The painting by Ciai is now exhibited at the Church of S. Franceschetto, thanks to the Cassa di Risparmio di Lucca Foundation, which recently purchased the work.

Who will like it: the curious and football fans.

Useful information: Church of San Franceschetto, open Saturday and Sunday from 10am to 7pm.

Ico Parisi, Garage Bentivoglio, Bologna, from 13 December to 20 January

Garage Bentivoglio is a new exhibition space in Bologna conceived and curated by Davide Trabucco as a showcase. In this space that can be used directly from the street, Trabucco displays some pieces from the collection and December will be an opportunity to see an important piece of Ico Parisi's production: the Positano room, designed with his wife Luisa Aianiand created by MIM (Modern Italian Furniture) in 1958.

The piece entered the collection of Palazzo Bentivoglio by chance: it was purchased at Piazza Grande market, an institution in Bologna for the recovery of old furniture whose proceeds help the poor.

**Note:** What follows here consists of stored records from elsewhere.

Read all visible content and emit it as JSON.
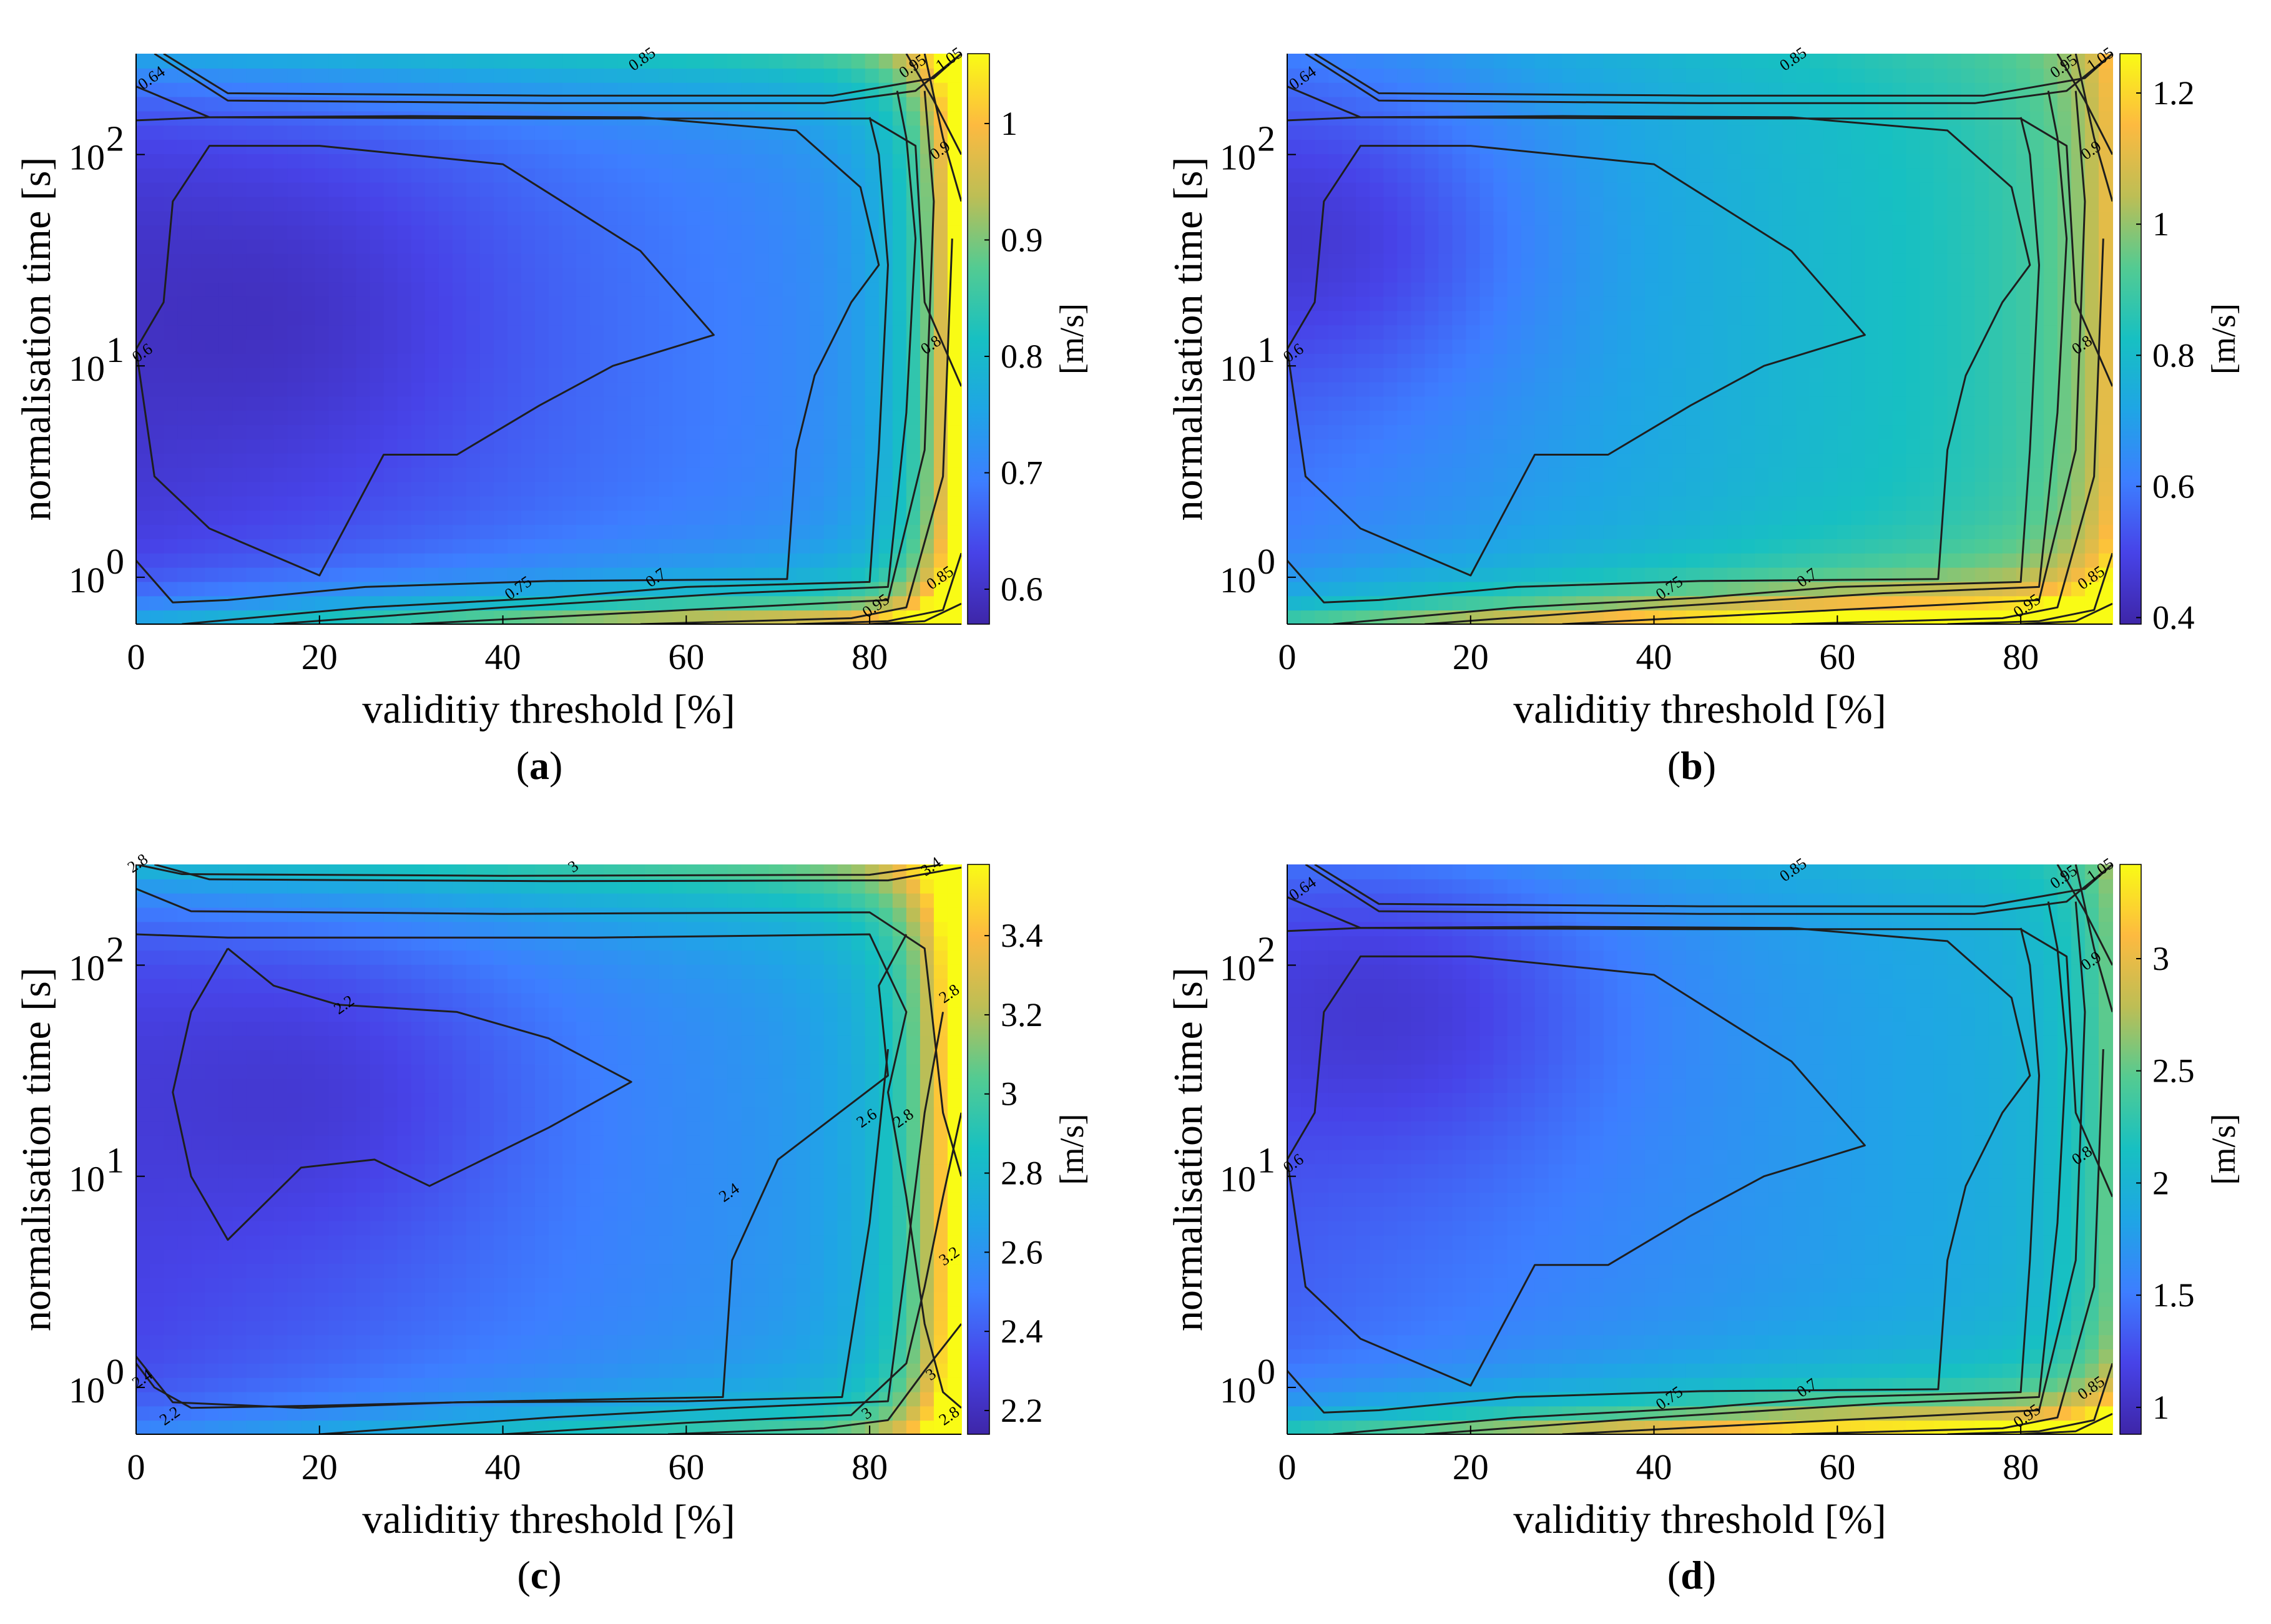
{
  "figure_type": "contour panels",
  "colors": {
    "colormap": [
      "#3e26a8",
      "#4743e8",
      "#3d7eff",
      "#1fa5e5",
      "#17c0c2",
      "#53cb92",
      "#bdbe55",
      "#fdba40",
      "#f9fb15"
    ],
    "contour_line": "#1e1e1e",
    "axis": "#000000"
  },
  "chart_data": [
    {
      "type": "heatmap",
      "subtype": "filled contour",
      "caption_letter": "a",
      "xlabel": "validitiy threshold [%]",
      "ylabel": "normalisation time [s]",
      "colorbar_label": "[m/s]",
      "xlim": [
        0,
        90
      ],
      "x_ticks": [
        0,
        20,
        40,
        60,
        80
      ],
      "x_tick_labels": [
        "0",
        "20",
        "40",
        "60",
        "80"
      ],
      "y_scale": "log",
      "ylim": [
        0.6,
        300
      ],
      "y_ticks": [
        1,
        10,
        100
      ],
      "y_tick_labels": [
        "10",
        "10",
        "10"
      ],
      "y_tick_exponents": [
        "0",
        "1",
        "2"
      ],
      "clim": [
        0.57,
        1.06
      ],
      "colorbar_ticks": [
        0.6,
        0.7,
        0.8,
        0.9,
        1.0
      ],
      "colorbar_tick_labels": [
        "0.6",
        "0.7",
        "0.8",
        "0.9",
        "1"
      ],
      "contour_labels": [
        {
          "text": "0.85",
          "x": 55.5,
          "y": 270
        },
        {
          "text": "0.64",
          "x": 2,
          "y": 220
        },
        {
          "text": "1.05",
          "x": 89,
          "y": 270
        },
        {
          "text": "0.95",
          "x": 85,
          "y": 250
        },
        {
          "text": "0.9",
          "x": 88,
          "y": 100
        },
        {
          "text": "0.6",
          "x": 1,
          "y": 11
        },
        {
          "text": "0.8",
          "x": 87,
          "y": 12
        },
        {
          "text": "0.75",
          "x": 42,
          "y": 0.85
        },
        {
          "text": "0.7",
          "x": 57,
          "y": 0.95
        },
        {
          "text": "0.85",
          "x": 88,
          "y": 0.95
        },
        {
          "text": "0.95",
          "x": 81,
          "y": 0.7
        }
      ],
      "field_model": {
        "base": 0.615,
        "basin_x": 18,
        "basin_logy": 1.25,
        "basin_depth": 0.04,
        "right_edge_rise": 0.4,
        "low_edge_rise": 0.3,
        "top_edge_rise": 0.15,
        "mid_slope": 0.0012
      }
    },
    {
      "type": "heatmap",
      "subtype": "filled contour",
      "caption_letter": "b",
      "xlabel": "validitiy threshold [%]",
      "ylabel": "normalisation time [s]",
      "colorbar_label": "[m/s]",
      "xlim": [
        0,
        90
      ],
      "x_ticks": [
        0,
        20,
        40,
        60,
        80
      ],
      "x_tick_labels": [
        "0",
        "20",
        "40",
        "60",
        "80"
      ],
      "y_scale": "log",
      "ylim": [
        0.6,
        300
      ],
      "y_ticks": [
        1,
        10,
        100
      ],
      "y_tick_labels": [
        "10",
        "10",
        "10"
      ],
      "y_tick_exponents": [
        "0",
        "1",
        "2"
      ],
      "clim": [
        0.39,
        1.26
      ],
      "colorbar_ticks": [
        0.4,
        0.6,
        0.8,
        1.0,
        1.2
      ],
      "colorbar_tick_labels": [
        "0.4",
        "0.6",
        "0.8",
        "1",
        "1.2"
      ],
      "contour_labels": [
        {
          "text": "0.85",
          "x": 55.5,
          "y": 270
        },
        {
          "text": "0.64",
          "x": 2,
          "y": 220
        },
        {
          "text": "1.05",
          "x": 89,
          "y": 270
        },
        {
          "text": "0.95",
          "x": 85,
          "y": 250
        },
        {
          "text": "0.9",
          "x": 88,
          "y": 100
        },
        {
          "text": "0.6",
          "x": 1,
          "y": 11
        },
        {
          "text": "0.8",
          "x": 87,
          "y": 12
        },
        {
          "text": "0.75",
          "x": 42,
          "y": 0.85
        },
        {
          "text": "0.7",
          "x": 57,
          "y": 0.95
        },
        {
          "text": "0.85",
          "x": 88,
          "y": 0.95
        },
        {
          "text": "0.95",
          "x": 81,
          "y": 0.7
        }
      ],
      "field_model": {
        "base": 0.6,
        "basin_x": 6,
        "basin_logy": 1.6,
        "basin_depth": 0.15,
        "right_edge_rise": 0.25,
        "low_edge_rise": 0.62,
        "top_edge_rise": 0.05,
        "mid_slope": 0.0033
      }
    },
    {
      "type": "heatmap",
      "subtype": "filled contour",
      "caption_letter": "c",
      "xlabel": "validitiy threshold [%]",
      "ylabel": "normalisation time [s]",
      "colorbar_label": "[m/s]",
      "xlim": [
        0,
        90
      ],
      "x_ticks": [
        0,
        20,
        40,
        60,
        80
      ],
      "x_tick_labels": [
        "0",
        "20",
        "40",
        "60",
        "80"
      ],
      "y_scale": "log",
      "ylim": [
        0.6,
        300
      ],
      "y_ticks": [
        1,
        10,
        100
      ],
      "y_tick_labels": [
        "10",
        "10",
        "10"
      ],
      "y_tick_exponents": [
        "0",
        "1",
        "2"
      ],
      "clim": [
        2.14,
        3.58
      ],
      "colorbar_ticks": [
        2.2,
        2.4,
        2.6,
        2.8,
        3.0,
        3.2,
        3.4
      ],
      "colorbar_tick_labels": [
        "2.2",
        "2.4",
        "2.6",
        "2.8",
        "3",
        "3.2",
        "3.4"
      ],
      "contour_labels": [
        {
          "text": "2.8",
          "x": 0.5,
          "y": 290
        },
        {
          "text": "3",
          "x": 48,
          "y": 280
        },
        {
          "text": "3.4",
          "x": 87,
          "y": 280
        },
        {
          "text": "2.2",
          "x": 23,
          "y": 62
        },
        {
          "text": "2.8",
          "x": 89,
          "y": 70
        },
        {
          "text": "2.6",
          "x": 80,
          "y": 18
        },
        {
          "text": "2.8",
          "x": 84,
          "y": 18
        },
        {
          "text": "2.4",
          "x": 65,
          "y": 8
        },
        {
          "text": "3.2",
          "x": 89,
          "y": 4
        },
        {
          "text": "3",
          "x": 87,
          "y": 1.1
        },
        {
          "text": "2.8",
          "x": 89,
          "y": 0.7
        },
        {
          "text": "3",
          "x": 80,
          "y": 0.72
        },
        {
          "text": "2.2",
          "x": 4,
          "y": 0.7
        },
        {
          "text": "2.4",
          "x": 1,
          "y": 1.05
        }
      ],
      "field_model": {
        "base": 2.32,
        "basin_x": 22,
        "basin_logy": 1.4,
        "basin_depth": 0.14,
        "right_edge_rise": 1.25,
        "low_edge_rise": 0.45,
        "top_edge_rise": 0.5,
        "mid_slope": 0.004
      }
    },
    {
      "type": "heatmap",
      "subtype": "filled contour",
      "caption_letter": "d",
      "xlabel": "validitiy threshold [%]",
      "ylabel": "normalisation time [s]",
      "colorbar_label": "[m/s]",
      "xlim": [
        0,
        90
      ],
      "x_ticks": [
        0,
        20,
        40,
        60,
        80
      ],
      "x_tick_labels": [
        "0",
        "20",
        "40",
        "60",
        "80"
      ],
      "y_scale": "log",
      "ylim": [
        0.6,
        300
      ],
      "y_ticks": [
        1,
        10,
        100
      ],
      "y_tick_labels": [
        "10",
        "10",
        "10"
      ],
      "y_tick_exponents": [
        "0",
        "1",
        "2"
      ],
      "clim": [
        0.88,
        3.42
      ],
      "colorbar_ticks": [
        1.0,
        1.5,
        2.0,
        2.5,
        3.0
      ],
      "colorbar_tick_labels": [
        "1",
        "1.5",
        "2",
        "2.5",
        "3"
      ],
      "contour_labels": [
        {
          "text": "0.85",
          "x": 55.5,
          "y": 270
        },
        {
          "text": "0.64",
          "x": 2,
          "y": 220
        },
        {
          "text": "1.05",
          "x": 89,
          "y": 270
        },
        {
          "text": "0.95",
          "x": 85,
          "y": 250
        },
        {
          "text": "0.9",
          "x": 88,
          "y": 100
        },
        {
          "text": "0.6",
          "x": 1,
          "y": 11
        },
        {
          "text": "0.8",
          "x": 87,
          "y": 12
        },
        {
          "text": "0.75",
          "x": 42,
          "y": 0.85
        },
        {
          "text": "0.7",
          "x": 57,
          "y": 0.95
        },
        {
          "text": "0.85",
          "x": 88,
          "y": 0.95
        },
        {
          "text": "0.95",
          "x": 81,
          "y": 0.7
        }
      ],
      "field_model": {
        "base": 1.35,
        "basin_x": 14,
        "basin_logy": 1.8,
        "basin_depth": 0.35,
        "right_edge_rise": 0.6,
        "low_edge_rise": 1.85,
        "top_edge_rise": 0.2,
        "mid_slope": 0.007
      }
    }
  ],
  "contour_lines": [
    [
      [
        2,
        300
      ],
      [
        10,
        180
      ],
      [
        45,
        175
      ],
      [
        75,
        175
      ],
      [
        85,
        200
      ],
      [
        90,
        300
      ]
    ],
    [
      [
        3,
        300
      ],
      [
        10,
        195
      ],
      [
        45,
        190
      ],
      [
        76,
        190
      ],
      [
        87,
        230
      ],
      [
        90,
        300
      ]
    ],
    [
      [
        0,
        210
      ],
      [
        8,
        150
      ],
      [
        45,
        148
      ],
      [
        80,
        148
      ],
      [
        85,
        110
      ],
      [
        86,
        20
      ],
      [
        90,
        8
      ]
    ],
    [
      [
        0,
        12
      ],
      [
        2,
        3
      ],
      [
        8,
        1.7
      ],
      [
        20,
        1.02
      ],
      [
        27,
        3.8
      ],
      [
        35,
        3.8
      ],
      [
        44,
        6.5
      ],
      [
        52,
        10
      ],
      [
        63,
        14
      ],
      [
        55,
        35
      ],
      [
        40,
        90
      ],
      [
        20,
        110
      ],
      [
        8,
        110
      ],
      [
        4,
        60
      ],
      [
        3,
        20
      ],
      [
        0,
        12
      ]
    ],
    [
      [
        0,
        1.2
      ],
      [
        4,
        0.76
      ],
      [
        10,
        0.78
      ],
      [
        25,
        0.9
      ],
      [
        45,
        0.96
      ],
      [
        71,
        0.98
      ],
      [
        72,
        4
      ],
      [
        74,
        9
      ],
      [
        78,
        20
      ],
      [
        81,
        30
      ],
      [
        79,
        70
      ],
      [
        72,
        130
      ],
      [
        55,
        150
      ],
      [
        30,
        152
      ],
      [
        8,
        150
      ],
      [
        0,
        145
      ]
    ],
    [
      [
        5,
        0.6
      ],
      [
        25,
        0.72
      ],
      [
        45,
        0.8
      ],
      [
        60,
        0.9
      ],
      [
        80,
        0.95
      ],
      [
        81,
        4
      ],
      [
        82,
        30
      ],
      [
        81,
        100
      ],
      [
        80,
        150
      ]
    ],
    [
      [
        15,
        0.6
      ],
      [
        40,
        0.72
      ],
      [
        65,
        0.84
      ],
      [
        82,
        0.9
      ],
      [
        84,
        6
      ],
      [
        85,
        40
      ],
      [
        84,
        120
      ],
      [
        83,
        200
      ]
    ],
    [
      [
        30,
        0.6
      ],
      [
        60,
        0.7
      ],
      [
        82,
        0.78
      ],
      [
        86,
        4
      ],
      [
        87,
        60
      ],
      [
        86,
        200
      ]
    ],
    [
      [
        55,
        0.6
      ],
      [
        78,
        0.64
      ],
      [
        84,
        0.72
      ],
      [
        88,
        3
      ],
      [
        89,
        40
      ]
    ],
    [
      [
        72,
        0.6
      ],
      [
        82,
        0.62
      ],
      [
        88,
        0.7
      ],
      [
        90,
        1.3
      ]
    ],
    [
      [
        80,
        0.6
      ],
      [
        86,
        0.62
      ],
      [
        90,
        0.75
      ]
    ],
    [
      [
        86,
        300
      ],
      [
        88,
        120
      ],
      [
        90,
        60
      ]
    ],
    [
      [
        84,
        300
      ],
      [
        87,
        180
      ],
      [
        90,
        100
      ]
    ]
  ],
  "contour_lines_c": [
    [
      [
        0,
        300
      ],
      [
        5,
        270
      ],
      [
        40,
        265
      ],
      [
        80,
        268
      ],
      [
        88,
        300
      ]
    ],
    [
      [
        2,
        300
      ],
      [
        8,
        255
      ],
      [
        45,
        250
      ],
      [
        82,
        252
      ],
      [
        90,
        290
      ]
    ],
    [
      [
        0,
        230
      ],
      [
        6,
        180
      ],
      [
        40,
        175
      ],
      [
        80,
        178
      ],
      [
        86,
        120
      ],
      [
        88,
        20
      ],
      [
        90,
        10
      ]
    ],
    [
      [
        0,
        140
      ],
      [
        10,
        135
      ],
      [
        50,
        135
      ],
      [
        80,
        140
      ],
      [
        84,
        60
      ],
      [
        82,
        25
      ],
      [
        84,
        8
      ],
      [
        86,
        2
      ],
      [
        88,
        0.95
      ],
      [
        90,
        0.8
      ]
    ],
    [
      [
        10,
        120
      ],
      [
        15,
        80
      ],
      [
        22,
        65
      ],
      [
        35,
        60
      ],
      [
        45,
        45
      ],
      [
        54,
        28
      ],
      [
        45,
        17
      ],
      [
        32,
        9
      ],
      [
        26,
        12
      ],
      [
        18,
        11
      ],
      [
        10,
        5
      ],
      [
        6,
        10
      ],
      [
        4,
        25
      ],
      [
        6,
        60
      ],
      [
        10,
        120
      ]
    ],
    [
      [
        0,
        1.3
      ],
      [
        2,
        1.0
      ],
      [
        6,
        0.8
      ],
      [
        20,
        0.82
      ],
      [
        40,
        0.86
      ],
      [
        64,
        0.9
      ],
      [
        65,
        4
      ],
      [
        70,
        12
      ],
      [
        82,
        30
      ],
      [
        81,
        80
      ],
      [
        84,
        140
      ]
    ],
    [
      [
        0,
        1.4
      ],
      [
        4,
        0.85
      ],
      [
        18,
        0.8
      ],
      [
        35,
        0.85
      ],
      [
        60,
        0.86
      ],
      [
        77,
        0.9
      ],
      [
        80,
        6
      ],
      [
        82,
        40
      ]
    ],
    [
      [
        20,
        0.6
      ],
      [
        45,
        0.72
      ],
      [
        65,
        0.8
      ],
      [
        82,
        0.86
      ],
      [
        84,
        4
      ],
      [
        86,
        20
      ],
      [
        88,
        60
      ]
    ],
    [
      [
        40,
        0.6
      ],
      [
        60,
        0.68
      ],
      [
        78,
        0.74
      ],
      [
        84,
        1.3
      ],
      [
        86,
        3
      ],
      [
        88,
        8
      ],
      [
        90,
        20
      ]
    ],
    [
      [
        58,
        0.6
      ],
      [
        75,
        0.64
      ],
      [
        82,
        0.7
      ],
      [
        86,
        1.2
      ],
      [
        90,
        2
      ]
    ]
  ]
}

And now, duly restored, the room is on display in via del Borgo di San Pietro: a fantastic opportunity to rediscover the creativity of a historic couple of Italian design, long overlooked. Palazzo Bentivoglio then hosts the exhibition dedicated to the painter Felicissimo Giani: a journey into the world of the most romantic of neoclassical painters conceived and designed, however, in its layout by the architect and designer < strong>Franco Raggi.

Who will like it: design enthusiasts, those interested in conservative restorations and the curious.

Useful information: Garage Bentivoglio, via del Borgo di San Pietro 3A, Bologna, form Wednesday to saturai 7pm-11pm.